Evans became a core special teams player in the following years, until 2008, when he was considered the Redskins best defensive end after appearing in 16 games (11 starts) and also playing defensive tackle on the nickel defense, while finishing tied for second on the team with 3.5 sacks.

===San Francisco 49ers===
On March 10, 2009, Evans signed in free agency with the San Francisco 49ers a two-year contract, to play defensive end in a 3-4 defense. He played in 14 games, and missed 2 games due to an injury against the Colts.

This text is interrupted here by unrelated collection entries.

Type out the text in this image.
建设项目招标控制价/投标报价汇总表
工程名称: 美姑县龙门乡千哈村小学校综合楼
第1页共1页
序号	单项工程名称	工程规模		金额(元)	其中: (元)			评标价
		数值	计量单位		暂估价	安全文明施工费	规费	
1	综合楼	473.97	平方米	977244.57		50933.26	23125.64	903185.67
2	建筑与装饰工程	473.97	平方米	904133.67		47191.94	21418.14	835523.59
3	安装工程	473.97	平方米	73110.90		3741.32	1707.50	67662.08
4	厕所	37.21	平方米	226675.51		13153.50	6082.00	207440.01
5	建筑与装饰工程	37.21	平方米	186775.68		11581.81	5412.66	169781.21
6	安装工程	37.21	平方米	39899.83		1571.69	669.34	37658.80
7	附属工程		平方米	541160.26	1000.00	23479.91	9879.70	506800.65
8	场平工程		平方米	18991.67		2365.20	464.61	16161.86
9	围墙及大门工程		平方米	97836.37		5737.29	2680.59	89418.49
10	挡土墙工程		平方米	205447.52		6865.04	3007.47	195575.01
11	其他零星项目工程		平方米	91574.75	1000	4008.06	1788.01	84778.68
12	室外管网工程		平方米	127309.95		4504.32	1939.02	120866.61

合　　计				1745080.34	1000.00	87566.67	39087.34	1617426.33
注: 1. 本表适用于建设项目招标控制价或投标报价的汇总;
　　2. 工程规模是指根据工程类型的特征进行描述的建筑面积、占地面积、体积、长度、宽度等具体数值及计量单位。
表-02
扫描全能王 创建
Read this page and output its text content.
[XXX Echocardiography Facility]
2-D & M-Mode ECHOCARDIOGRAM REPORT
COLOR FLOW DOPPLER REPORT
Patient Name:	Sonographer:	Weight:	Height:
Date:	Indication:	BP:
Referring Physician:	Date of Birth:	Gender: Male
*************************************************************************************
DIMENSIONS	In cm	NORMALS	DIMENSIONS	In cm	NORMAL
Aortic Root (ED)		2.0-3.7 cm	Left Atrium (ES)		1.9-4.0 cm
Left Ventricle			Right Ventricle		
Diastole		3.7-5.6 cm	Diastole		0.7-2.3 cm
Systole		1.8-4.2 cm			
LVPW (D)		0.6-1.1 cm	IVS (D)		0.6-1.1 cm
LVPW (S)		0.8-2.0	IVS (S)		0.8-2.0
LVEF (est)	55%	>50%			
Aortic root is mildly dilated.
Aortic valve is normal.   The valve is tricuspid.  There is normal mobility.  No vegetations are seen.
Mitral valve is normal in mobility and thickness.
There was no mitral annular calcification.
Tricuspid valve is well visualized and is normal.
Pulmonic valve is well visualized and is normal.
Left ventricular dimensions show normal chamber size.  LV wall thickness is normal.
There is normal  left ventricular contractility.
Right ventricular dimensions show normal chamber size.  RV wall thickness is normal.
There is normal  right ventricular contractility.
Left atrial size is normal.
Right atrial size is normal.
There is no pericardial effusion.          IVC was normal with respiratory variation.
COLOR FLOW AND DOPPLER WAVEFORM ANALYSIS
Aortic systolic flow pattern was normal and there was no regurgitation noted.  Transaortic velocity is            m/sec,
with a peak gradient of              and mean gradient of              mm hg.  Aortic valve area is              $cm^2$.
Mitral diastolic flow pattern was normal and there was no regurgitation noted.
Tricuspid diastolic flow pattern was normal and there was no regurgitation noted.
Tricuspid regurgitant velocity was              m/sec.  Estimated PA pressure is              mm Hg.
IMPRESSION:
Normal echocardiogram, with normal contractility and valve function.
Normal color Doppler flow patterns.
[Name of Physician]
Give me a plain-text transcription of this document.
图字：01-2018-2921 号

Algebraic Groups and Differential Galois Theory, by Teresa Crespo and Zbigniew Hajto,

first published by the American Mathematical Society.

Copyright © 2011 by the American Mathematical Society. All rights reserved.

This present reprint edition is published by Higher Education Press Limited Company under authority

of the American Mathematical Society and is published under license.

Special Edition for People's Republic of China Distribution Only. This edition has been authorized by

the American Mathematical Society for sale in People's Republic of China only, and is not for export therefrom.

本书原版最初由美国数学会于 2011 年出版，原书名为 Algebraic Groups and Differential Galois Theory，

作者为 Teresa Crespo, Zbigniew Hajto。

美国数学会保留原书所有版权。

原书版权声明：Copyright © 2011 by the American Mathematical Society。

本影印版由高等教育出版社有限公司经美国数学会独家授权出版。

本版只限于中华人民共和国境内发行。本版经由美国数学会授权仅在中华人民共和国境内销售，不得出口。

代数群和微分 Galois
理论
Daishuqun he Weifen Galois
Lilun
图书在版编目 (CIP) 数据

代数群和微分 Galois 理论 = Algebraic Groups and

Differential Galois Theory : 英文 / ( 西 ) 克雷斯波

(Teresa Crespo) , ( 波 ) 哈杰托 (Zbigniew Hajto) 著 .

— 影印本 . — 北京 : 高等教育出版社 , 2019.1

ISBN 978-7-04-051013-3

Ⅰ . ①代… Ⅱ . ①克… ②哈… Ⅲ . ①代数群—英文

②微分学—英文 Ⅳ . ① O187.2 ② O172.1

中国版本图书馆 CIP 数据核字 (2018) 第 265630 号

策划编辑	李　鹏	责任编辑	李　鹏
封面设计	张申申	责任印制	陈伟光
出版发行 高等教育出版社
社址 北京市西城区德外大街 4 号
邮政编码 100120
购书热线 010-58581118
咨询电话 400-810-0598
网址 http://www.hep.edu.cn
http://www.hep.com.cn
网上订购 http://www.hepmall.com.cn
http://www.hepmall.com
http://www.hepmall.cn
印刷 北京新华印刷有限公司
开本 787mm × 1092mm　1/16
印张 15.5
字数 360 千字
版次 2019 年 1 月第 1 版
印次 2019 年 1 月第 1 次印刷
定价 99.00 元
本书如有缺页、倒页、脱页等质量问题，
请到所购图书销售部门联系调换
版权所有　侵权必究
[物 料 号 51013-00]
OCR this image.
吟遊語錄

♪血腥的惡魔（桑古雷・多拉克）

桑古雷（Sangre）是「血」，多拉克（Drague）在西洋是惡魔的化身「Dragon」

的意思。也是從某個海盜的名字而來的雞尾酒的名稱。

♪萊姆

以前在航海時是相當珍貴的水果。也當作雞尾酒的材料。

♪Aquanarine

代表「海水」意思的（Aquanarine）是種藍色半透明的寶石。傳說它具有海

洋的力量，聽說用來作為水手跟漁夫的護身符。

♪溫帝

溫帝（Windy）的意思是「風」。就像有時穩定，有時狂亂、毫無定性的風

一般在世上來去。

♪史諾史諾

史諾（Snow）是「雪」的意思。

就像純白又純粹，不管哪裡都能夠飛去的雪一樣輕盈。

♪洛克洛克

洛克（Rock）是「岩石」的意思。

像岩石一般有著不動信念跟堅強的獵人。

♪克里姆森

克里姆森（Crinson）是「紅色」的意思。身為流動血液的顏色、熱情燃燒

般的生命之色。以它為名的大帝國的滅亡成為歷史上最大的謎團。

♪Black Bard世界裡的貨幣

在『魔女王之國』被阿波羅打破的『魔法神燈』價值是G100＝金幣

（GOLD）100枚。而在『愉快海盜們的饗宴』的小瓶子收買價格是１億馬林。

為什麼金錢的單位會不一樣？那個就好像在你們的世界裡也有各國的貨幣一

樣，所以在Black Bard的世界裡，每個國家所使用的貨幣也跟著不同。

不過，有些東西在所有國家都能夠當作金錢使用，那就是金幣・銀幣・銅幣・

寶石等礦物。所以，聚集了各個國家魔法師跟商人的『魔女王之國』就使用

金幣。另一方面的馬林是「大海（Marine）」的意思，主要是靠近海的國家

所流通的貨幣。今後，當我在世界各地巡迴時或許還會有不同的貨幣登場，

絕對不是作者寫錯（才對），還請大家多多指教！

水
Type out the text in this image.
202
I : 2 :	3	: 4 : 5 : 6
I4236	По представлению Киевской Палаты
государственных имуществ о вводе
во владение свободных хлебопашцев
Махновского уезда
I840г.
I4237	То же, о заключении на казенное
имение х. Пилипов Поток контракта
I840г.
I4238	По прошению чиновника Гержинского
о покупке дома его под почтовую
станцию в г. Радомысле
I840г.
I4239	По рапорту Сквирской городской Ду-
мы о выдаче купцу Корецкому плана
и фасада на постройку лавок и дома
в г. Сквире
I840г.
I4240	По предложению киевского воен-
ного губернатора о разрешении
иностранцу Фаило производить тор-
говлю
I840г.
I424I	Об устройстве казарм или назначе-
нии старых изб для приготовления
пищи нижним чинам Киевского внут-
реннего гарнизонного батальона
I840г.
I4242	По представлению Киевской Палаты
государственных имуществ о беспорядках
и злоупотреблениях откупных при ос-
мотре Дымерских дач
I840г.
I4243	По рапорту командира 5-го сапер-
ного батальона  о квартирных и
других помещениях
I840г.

In 2010, he appeared in all 16 games as a reserve player. He wasn't re-signed after the season and Evans announced his retirement.

==NFL career statistics==

Legend
| Bold | Career high |

===Regular season===

Year: Team; Games; Tackles; Interceptions; Fumbles
GP: GS; Cmb; Solo; Ast; Sck; TFL; Int; Yds; TD; Lng; PD; FF; FR; Yds; TD
2001: DAL; 16; 0; 23; 19; 4; 1.0; 2; 0; 0; 0; 0; 2; 0; 0; 0; 0
2002: DAL; 4; 0; 3; 2; 1; 0.0; 0; 0; 0; 0; 0; 0; 2; 0; 0; 0
2004: WAS; 12; 8; 26; 17; 9; 2.5; 4; 0; 0; 0; 0; 1; 0; 0; 0; 0
2005: WAS; 16; 3; 22; 17; 5; 3.0; 3; 0; 0; 0; 0; 2; 0; 1; 0; 0
2006: WAS; 16; 0; 16; 14; 2; 2.0; 4; 0; 0; 0; 0; 1; 1; 0; 0; 0
2007: WAS; 16; 1; 25; 18; 7; 1.0; 4; 0; 0; 0; 0; 3; 1; 0; 0; 0
2008: WAS; 16; 11; 33; 21; 12; 3.5; 6; 0; 0; 0; 0; 2; 0; 0; 0; 0
2009: SFO; 14; 0; 12; 5; 7; 1.5; 2; 0; 0; 0; 0; 1; 0; 0; 0; 0
2010: SFO; 16; 0; 15; 12; 3; 0.0; 1; 0; 0; 0; 0; 1; 0; 0; 0; 0
126; 23; 175; 125; 50; 14.5; 26; 0; 0; 0; 0; 13; 4; 1; 0; 0

===Playoffs===

Year: Team; Games; Tackles; Interceptions; Fumbles
GP: GS; Cmb; Solo; Ast; Sck; TFL; Int; Yds; TD; Lng; PD; FF; FR; Yds; TD
2005: WAS; 2; 1; 5; 5; 0; 1.0; 1; 0; 0; 0; 0; 1; 0; 0; 0; 0
2007: WAS; 1; 0; 0; 0; 0; 0.0; 0; 0; 0; 0; 0; 0; 0; 0; 0; 0
3; 1; 5; 5; 0; 1.0; 1; 0; 0; 0; 0; 1; 0; 0; 0; 0

==Personal life==
Evans graduated from the University of Georgia with a degree in Consumer Science. He also completed his master's degree from the University of Alabama. Most recently, Evans was honored with the 2019 "40 Under 40" Award by the University of Georgia. Evans is married to Dr. Aungel Evans and they have two sons, Noah and Logan.

In August 2018, Evans was inducted into the Ark-La-Tex Sports Museum of Champions. He is currently a consultant for the National Football League Players Association.